Тогда и право стало бы фактом. В вещном праве собственность была бы действительным обладанием через знание, обладанием «вещью в себе», предполагающим глубочайший союз разумных существ, не нуждающихся уже во внешнем договоре, нужном для (контрагентов) чужих, поставленных только во внешние отношения друг к другу, ибо души их взаимно темны им и лицезрение у них не значит душезрение, наружное у них скрывает, а не выражает, не открывает внутреннего, так что они остаются (по отношению друг ко другу) во внебытии. Очевидно, дух человеческий еще не освободился от власти слепой силы природы, если он может враждовать или угнетать других и требовать себе наказания, которое, как и сам Гегель видит, не только ничего не исправляет, а лишь прибавляет к одному злу другое, увеличивая сумму бедствий человеческого рода. Такое несовершенное право требует замены его чем-то другим, что Гегель и называет нравственностью. Но предлагаемое им под этим названием вовсе не заслуживает столь почетного имени, так как эта «нравственность» не исправляет зла, учиненного при господстве правовых отношений. Если Гегель требует правды реальной и добра действительного, то субъект тогда только сознает себя единым с нравственной субстанцией (с объектом нравственным), то есть нравственная субстанция воплотится (реально и активно) в живой личности или в единстве многих всех личностей, когда государство станет отечеством, то есть исполнением долга к отцам умирающим и умершим. Не иначе как при исполнении этого долга гражданское общество станет братством сынов, а семьи — союзом для дела воскрешения.

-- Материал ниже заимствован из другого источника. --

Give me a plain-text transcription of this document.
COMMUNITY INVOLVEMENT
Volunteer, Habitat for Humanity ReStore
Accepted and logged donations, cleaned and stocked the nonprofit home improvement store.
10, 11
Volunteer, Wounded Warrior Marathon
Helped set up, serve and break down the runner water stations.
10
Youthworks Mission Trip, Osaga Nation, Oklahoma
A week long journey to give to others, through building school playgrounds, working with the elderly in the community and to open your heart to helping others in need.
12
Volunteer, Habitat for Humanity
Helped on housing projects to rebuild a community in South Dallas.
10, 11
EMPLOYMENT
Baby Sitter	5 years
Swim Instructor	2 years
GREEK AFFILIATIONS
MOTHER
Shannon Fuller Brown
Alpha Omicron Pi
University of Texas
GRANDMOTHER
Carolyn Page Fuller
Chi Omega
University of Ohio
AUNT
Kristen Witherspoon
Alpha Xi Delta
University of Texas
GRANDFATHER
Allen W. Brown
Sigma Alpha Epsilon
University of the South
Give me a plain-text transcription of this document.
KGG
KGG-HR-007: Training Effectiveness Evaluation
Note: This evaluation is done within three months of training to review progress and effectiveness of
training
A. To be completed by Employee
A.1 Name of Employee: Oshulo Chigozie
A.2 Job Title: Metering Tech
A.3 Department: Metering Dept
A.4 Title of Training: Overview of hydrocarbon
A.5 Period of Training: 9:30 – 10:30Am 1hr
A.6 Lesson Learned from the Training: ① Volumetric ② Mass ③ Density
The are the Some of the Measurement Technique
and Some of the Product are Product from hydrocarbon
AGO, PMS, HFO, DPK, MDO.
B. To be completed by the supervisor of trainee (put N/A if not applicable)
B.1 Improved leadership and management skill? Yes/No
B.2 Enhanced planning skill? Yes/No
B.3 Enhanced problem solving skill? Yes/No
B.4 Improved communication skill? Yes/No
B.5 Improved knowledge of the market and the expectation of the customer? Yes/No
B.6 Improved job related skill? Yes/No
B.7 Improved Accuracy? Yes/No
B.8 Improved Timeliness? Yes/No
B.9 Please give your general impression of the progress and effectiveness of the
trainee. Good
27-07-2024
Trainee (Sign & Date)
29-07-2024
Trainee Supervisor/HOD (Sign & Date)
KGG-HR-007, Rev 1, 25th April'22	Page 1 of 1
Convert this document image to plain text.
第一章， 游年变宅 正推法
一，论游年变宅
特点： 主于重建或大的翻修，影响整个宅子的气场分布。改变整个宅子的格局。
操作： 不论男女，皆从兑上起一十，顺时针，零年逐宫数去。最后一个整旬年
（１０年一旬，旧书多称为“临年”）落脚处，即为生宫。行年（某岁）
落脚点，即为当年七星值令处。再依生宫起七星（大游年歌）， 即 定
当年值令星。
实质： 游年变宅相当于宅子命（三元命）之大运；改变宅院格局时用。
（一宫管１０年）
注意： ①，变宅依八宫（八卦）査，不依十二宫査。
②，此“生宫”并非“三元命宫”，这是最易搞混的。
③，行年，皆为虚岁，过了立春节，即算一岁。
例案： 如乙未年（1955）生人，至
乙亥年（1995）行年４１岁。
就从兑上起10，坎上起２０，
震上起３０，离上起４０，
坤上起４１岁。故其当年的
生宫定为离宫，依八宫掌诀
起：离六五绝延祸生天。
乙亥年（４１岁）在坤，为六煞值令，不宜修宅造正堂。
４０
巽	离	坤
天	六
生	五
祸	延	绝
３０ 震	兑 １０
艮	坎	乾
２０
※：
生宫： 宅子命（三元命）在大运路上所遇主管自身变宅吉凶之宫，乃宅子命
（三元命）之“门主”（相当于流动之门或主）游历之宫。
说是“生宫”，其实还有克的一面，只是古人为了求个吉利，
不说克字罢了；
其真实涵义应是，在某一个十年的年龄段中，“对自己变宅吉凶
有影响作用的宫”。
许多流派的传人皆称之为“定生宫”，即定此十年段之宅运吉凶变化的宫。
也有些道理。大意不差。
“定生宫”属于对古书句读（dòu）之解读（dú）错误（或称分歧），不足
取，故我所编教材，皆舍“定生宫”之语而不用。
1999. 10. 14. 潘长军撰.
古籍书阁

Такое дело, конечно, может быть целью (самодовлеющею), самоцелью, ибо все миры вселенной, распавшиеся и через это «падающие», к гибели клонящиеся, оно приводит в полное, гармоническое единство трудом и знанием всех воскрешенных поколений.

Наоборот, как может быть абсолютной самоцелью осуществление свободы каждого в отдельности, этого бессодержательного Ничто в мнимом единстве, вернее, в пустоте всех, остающихся подчиненными силе неразумной и мечтающих только об освобождении себя от существ разумных? Рабство и господство есть несомненное зло; но и свобода (взятая сама по себе, без дальнейшего определения и осуществления своего назначения) не есть благо; она просто — ничто.

Какой же смысл может быть в истории, если она (как хотят нас уверить) есть лишь прогресс в сознании свободы16, а не объединение для того всеобщего дела, что обнимает своей задачей и целью всю вселенную, и в частях ее, и в целом?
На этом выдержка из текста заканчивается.